Elizabeth Maria - a Swiss woman who lives in Thailand and normally works as a yoga teacher - spent her first day as a volunteer carrying dead bodies onto tables, so that dentists could pull out their teeth and take DNA samples.
"The bodies looked so bad, you couldn't tell who they were. You couldn't even tell whether it was a Westerner or a Thai," she said.
Keith Lambert, from England, also spends some of his time at morgues. He is constructing a database to catalogue all the bodies found on the beaches around Khao Lak, a resort up the coast from Phuket.
"Some people want to know what hell is like... Well, I think I can imagine it from what I've seen here," Mr Lambert said.
The volunteers have different reasons for wanting to help in this often grisly task.
Nicholas Sera was initially motivated to come to Phuket because his friend was one of the many thousands missing in the aftermath of the tsunami.
After several days of fruitless searching, he decided that instead of resuming his holiday, he would volunteer to help the rescue effort.
He says his experience in the army in Bosnia was a good preparation for what he has had to face.
"I have been liaising with families who are going to the temples [which are being used as makeshift morgues] to identify their dead," he said. "It's very traumatic."

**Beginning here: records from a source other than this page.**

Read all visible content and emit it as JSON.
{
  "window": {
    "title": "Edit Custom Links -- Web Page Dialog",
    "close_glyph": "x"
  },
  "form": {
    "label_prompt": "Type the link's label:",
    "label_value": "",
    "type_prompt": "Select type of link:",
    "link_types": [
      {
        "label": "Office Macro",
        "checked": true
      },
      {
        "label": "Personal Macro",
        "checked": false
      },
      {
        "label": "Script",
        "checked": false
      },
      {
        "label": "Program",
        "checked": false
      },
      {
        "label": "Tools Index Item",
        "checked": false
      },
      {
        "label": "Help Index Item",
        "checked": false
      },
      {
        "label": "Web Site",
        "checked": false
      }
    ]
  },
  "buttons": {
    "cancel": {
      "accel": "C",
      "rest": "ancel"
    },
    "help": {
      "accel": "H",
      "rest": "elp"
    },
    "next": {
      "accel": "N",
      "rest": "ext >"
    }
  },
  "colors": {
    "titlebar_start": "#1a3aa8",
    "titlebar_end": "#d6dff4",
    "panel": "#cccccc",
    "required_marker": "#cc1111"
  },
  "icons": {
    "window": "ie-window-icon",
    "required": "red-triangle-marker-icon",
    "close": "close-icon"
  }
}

Tasks for volunteers range from clearing rubbish to carrying corpses
He adds his experiences in Thailand were far more horrific than his time in a war zone.
"You just don't expect something like this to happen in such a beautiful place, where people are out partying and having a good time," he says.
"All sorts of people were affected - old, young, rich, poor - no one was spared."
Keith Lambert has a different reason for volunteering.
"I have a two-year-old daughter, and I just kept thinking it could so easily have been her that died. Every one of these victims has a family," he said.
As time goes on, the tasks for which voluntary help is needed are gradually changing.
Chris Schuh, one of the first foreigners to offer help after the tsunami, said in the first few days the priority was to recover bodies.
But the emphasis has now shifted to delivering aid and helping with reconstruction work, he says.
While the need was less pressing now than in the first few days, the relief teams could always use volunteers, he adds.
Which is just as well, because they continue to arrive in droves.
On Thursday afternoon, Christian Teutenberg was one of those to offer his services at Phuket's City Hall - where the effort to help the tsunami victims on the island is being co-ordinated.
"I'm here to do whatever I can. I don't really care what," he said.
And it seems there is no end of ways that people can help. A few days ago, a group of Swedish masseurs decided to offer their services to tsunami victims still in hospital.
Hermion Spencer, from Scotland, is in the middle of a round-the-world sailing trip with her husband, and she plans to offer the use of her boat.
It is not just foreigners who are helping in the relief effort either. Many hundreds of Thais from across the country have come down to the area to offer their services.
Wzlazwan LeeLavzwatana is working as a translator at the Vachira Phuket Hospital, where many of the injured foreigners were taken in the immediate aftermath of the tsunami.
"This is a special time - a chance to do something really good for other people," she said.
It is clear that Thailand's west coast has a long way to go before it is back to the way it was, and help will be gratefully received for some time to come.
Chris Schuh has already stayed longer than he originally intended, and Keith Lambert now plans to be in Khao Lak until at least March.
Elizabeth Maria even plans to stay at the risk of jeopardising her business in Chiang Mai, northern Thailand.